Coluna do Marcello Dantas: Códice Cruz Badiano, um outro mapa das Américas — Gama Revista
COLUNA

Marcello Dantas

Um outro mapa para as Américas

Precisamos criar mecanismos de escuta e interpretação de conhecimentos ancestrais antes que não haja mais caminho possível

09 de Agosto de 2022

Muitos mitos e lendas são criados a partir de percepções erradas dos fatos. Muitos dizem que os conhecimentos das culturas pré colombianas das Américas não haviam sido compilados ou se mantinham em segredo em suas comunidades que restaram. Em parte isso é verdade, porém quanto mais nos aproximamos da pesquisa esse mito vai se diluindo.

Estou abrindo nesta semana uma exposição no Sferik do México sobre as plantas de poder da cultura maia. Feita com a artista colombiana Cristina Ochoa – Pharmakon, Simbiótica Psicotropical é uma interpretação sobre o conhecimento que se tem acesso aos poderes de cura, psicodélicos e terapêuticos de plantas nunca verdadeiramente estudadas pela ciência ou, simplesmente, negligenciadas como ervas daninhas.

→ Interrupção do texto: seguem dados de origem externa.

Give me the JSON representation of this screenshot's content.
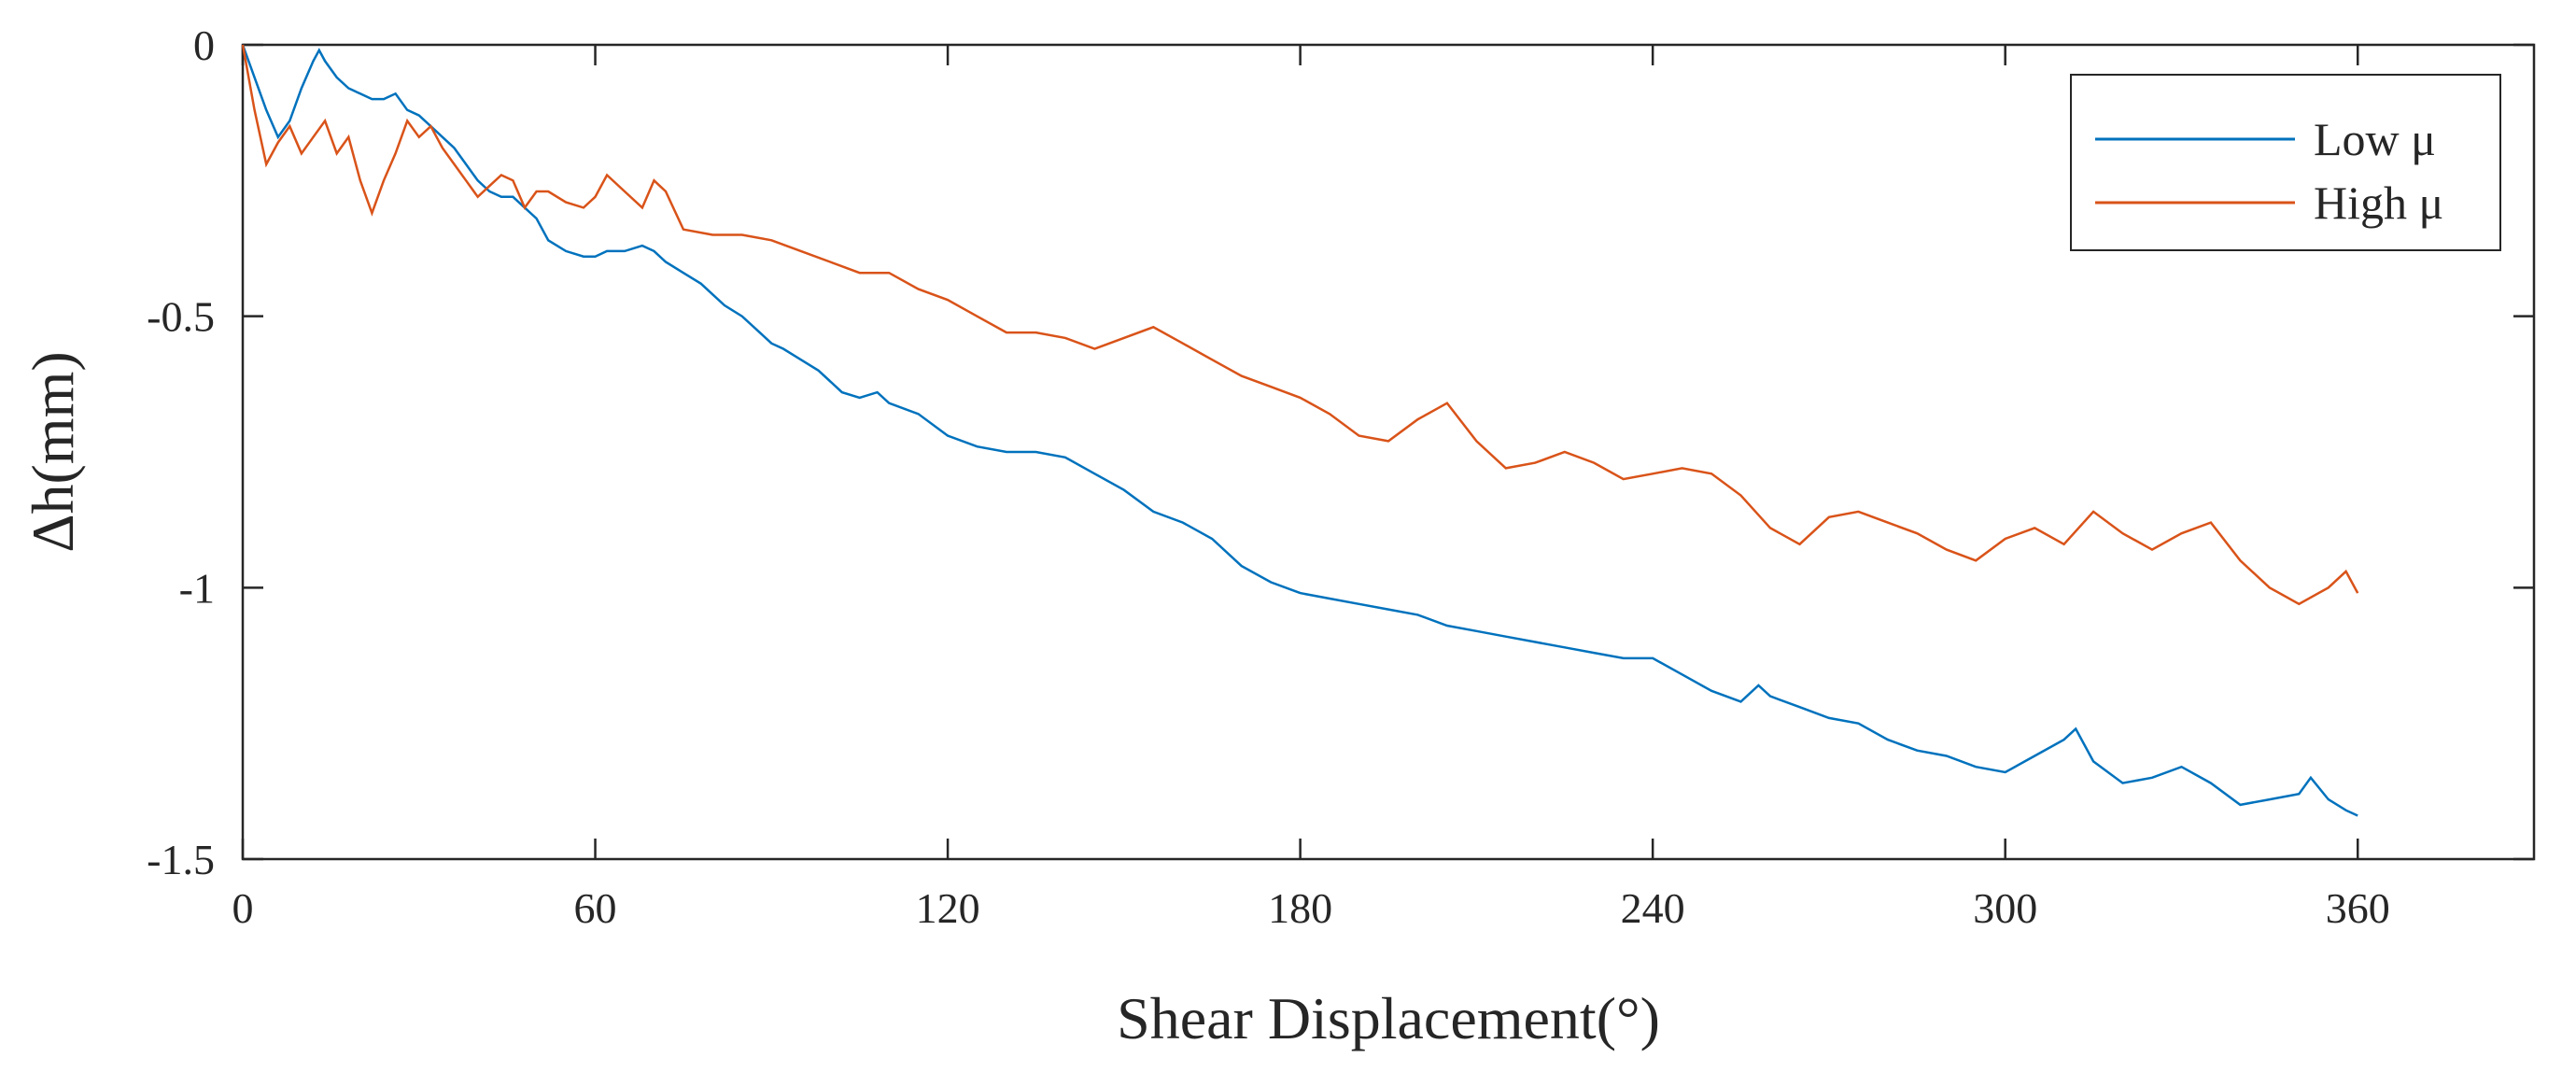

Cada uma dessas plantas individualmente têm o poder de aliviar ou curar boa parte dos males da vida contemporânea. Desde inflamações, à problemas de juntas, intestino e, acima de tudo, de reconscientização e da manifestação de um certo mapa da mente.

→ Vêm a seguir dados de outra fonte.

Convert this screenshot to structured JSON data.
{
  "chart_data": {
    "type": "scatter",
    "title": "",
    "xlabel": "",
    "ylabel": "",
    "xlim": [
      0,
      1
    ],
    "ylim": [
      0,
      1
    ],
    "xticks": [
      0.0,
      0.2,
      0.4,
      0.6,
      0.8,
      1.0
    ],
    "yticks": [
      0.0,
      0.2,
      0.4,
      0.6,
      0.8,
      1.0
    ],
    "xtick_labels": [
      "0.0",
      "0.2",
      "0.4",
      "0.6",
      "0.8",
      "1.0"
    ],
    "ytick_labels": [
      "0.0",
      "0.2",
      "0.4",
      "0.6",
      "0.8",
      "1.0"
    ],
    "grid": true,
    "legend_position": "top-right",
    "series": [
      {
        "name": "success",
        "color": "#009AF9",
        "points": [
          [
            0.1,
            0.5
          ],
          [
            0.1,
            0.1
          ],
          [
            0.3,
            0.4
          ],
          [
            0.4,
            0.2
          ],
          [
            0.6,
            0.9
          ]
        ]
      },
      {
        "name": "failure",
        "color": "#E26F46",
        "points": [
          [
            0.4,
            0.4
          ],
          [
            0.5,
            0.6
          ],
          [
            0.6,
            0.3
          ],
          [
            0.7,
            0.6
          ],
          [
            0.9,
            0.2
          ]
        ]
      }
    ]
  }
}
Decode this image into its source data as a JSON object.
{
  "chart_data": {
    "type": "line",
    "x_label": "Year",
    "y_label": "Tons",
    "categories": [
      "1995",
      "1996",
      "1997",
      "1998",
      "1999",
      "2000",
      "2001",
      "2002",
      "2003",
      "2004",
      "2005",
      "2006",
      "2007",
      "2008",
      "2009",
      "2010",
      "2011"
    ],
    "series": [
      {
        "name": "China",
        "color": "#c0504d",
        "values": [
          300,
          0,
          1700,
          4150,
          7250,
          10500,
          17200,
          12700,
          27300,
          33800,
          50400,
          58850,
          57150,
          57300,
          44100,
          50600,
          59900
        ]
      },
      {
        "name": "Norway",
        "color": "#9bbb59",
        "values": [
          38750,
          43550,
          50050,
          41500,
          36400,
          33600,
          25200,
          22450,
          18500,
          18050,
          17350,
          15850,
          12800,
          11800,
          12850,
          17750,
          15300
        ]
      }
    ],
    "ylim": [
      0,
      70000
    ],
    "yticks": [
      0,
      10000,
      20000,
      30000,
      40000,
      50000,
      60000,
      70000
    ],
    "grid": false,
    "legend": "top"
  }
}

O mundo urge por uma nova farmacopeia, baseada em enteógenos e não simplesmente em mais substâncias sintéticas que afligem gerações de pessoas com seus efeitos colaterais, por vezes, devastadores. Como quase todo conhecimento, a medicina natural indígena tem na sua origem a observação e a experiência, a tentativa e o erro.

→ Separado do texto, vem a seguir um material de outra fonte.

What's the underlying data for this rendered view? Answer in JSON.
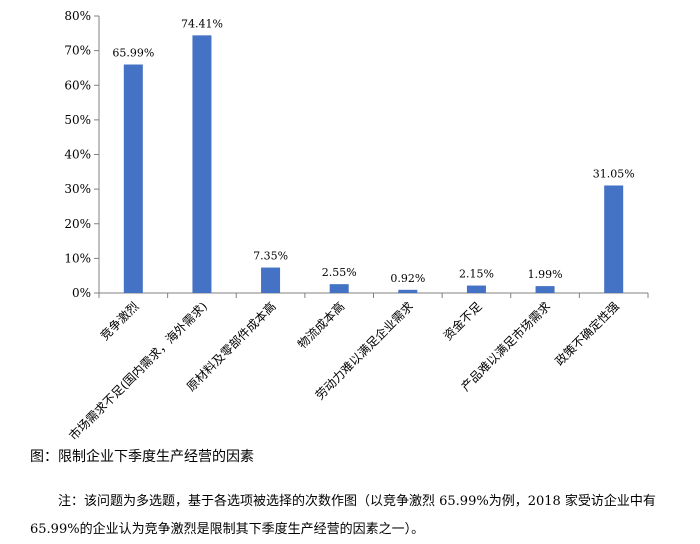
{
  "chart_data": {
    "type": "bar",
    "categories": [
      "竞争激烈",
      "市场需求不足(国内需求，海外需求)",
      "原材料及零部件成本高",
      "物流成本高",
      "劳动力难以满足企业需求",
      "资金不足",
      "产品难以满足市场需求",
      "政策不确定性强"
    ],
    "values": [
      65.99,
      74.41,
      7.35,
      2.55,
      0.92,
      2.15,
      1.99,
      31.05
    ],
    "data_labels": [
      "65.99%",
      "74.41%",
      "7.35%",
      "2.55%",
      "0.92%",
      "2.15%",
      "1.99%",
      "31.05%"
    ],
    "y_ticks": [
      "0%",
      "10%",
      "20%",
      "30%",
      "40%",
      "50%",
      "60%",
      "70%",
      "80%"
    ],
    "ylim": [
      0,
      80
    ],
    "grid": false,
    "bar_color": "#4472C4"
  },
  "caption": "图：限制企业下季度生产经营的因素",
  "note": {
    "line1": "注：该问题为多选题，基于各选项被选择的次数作图（以竞争激烈 65.99%为例，2018 家受访企业中有",
    "line2": "65.99%的企业认为竞争激烈是限制其下季度生产经营的因素之一）。"
  }
}
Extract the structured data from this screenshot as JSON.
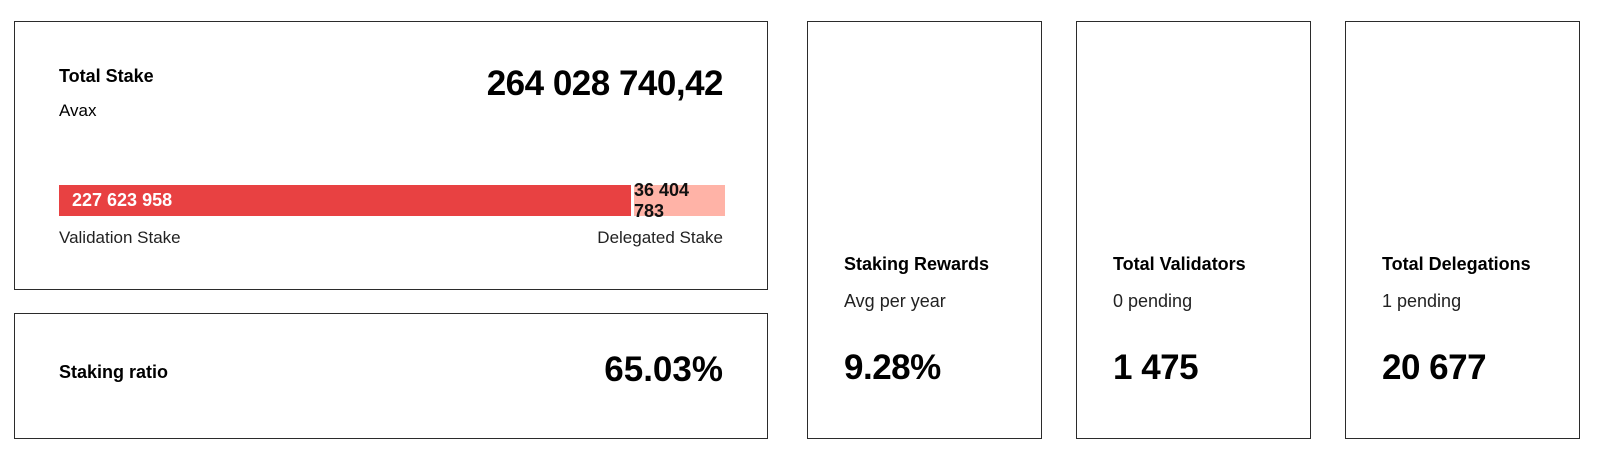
{
  "total_stake": {
    "title": "Total Stake",
    "unit": "Avax",
    "value": "264 028 740,42",
    "validation_stake": {
      "value": "227 623 958",
      "label": "Validation Stake",
      "share": 0.862,
      "color": "#e84142"
    },
    "delegated_stake": {
      "value": "36 404 783",
      "label": "Delegated Stake",
      "share": 0.138,
      "color": "#ffb3a7"
    }
  },
  "staking_ratio": {
    "title": "Staking ratio",
    "value": "65.03%"
  },
  "staking_rewards": {
    "title": "Staking Rewards",
    "subtitle": "Avg per year",
    "value": "9.28%"
  },
  "total_validators": {
    "title": "Total Validators",
    "subtitle": "0 pending",
    "value": "1 475"
  },
  "total_delegations": {
    "title": "Total Delegations",
    "subtitle": "1 pending",
    "value": "20 677"
  }
}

A tradição oral é seu principal veículo de transmissão sendo que, passados de boca em boca e, de geração em geração, um bom número de remédios herbais ultrapassaram a barreira do tempo para serem utilizados até os nossos dias.

Valorizar o saber das plantas e seu potencial de cura é essencial neste momento de esgotamento global

O interessante é pensar que os médicos Martin de la Cruz e Juan Badiano, jesuítas do Colégio de Santa Cruz, em 1552, criaram um códice sobre esse conhecimento acumulado pelas culturas maias durante mais de 7 mil anos. Esse códice foi mantido inacessível na biblioteca do Vaticano até ser finalmente publicado somente em 2020. Por outro lado, o trabalho silencioso e incessante de camponeses das culturas nahua e maia mantiveram essas espécies vivas seja na natureza ou em jardins etnobotanicos.

O Códice Cruz Badiano é o livro medicinal mais antigo feito nas Américas. É fonte de primeira mão daquilo que poderia ser o fundamento da medicina pré-colombiana. Sua publicação neste momento histórico vem ao encontro a urgência desses saberes para nossa vida cotidiana.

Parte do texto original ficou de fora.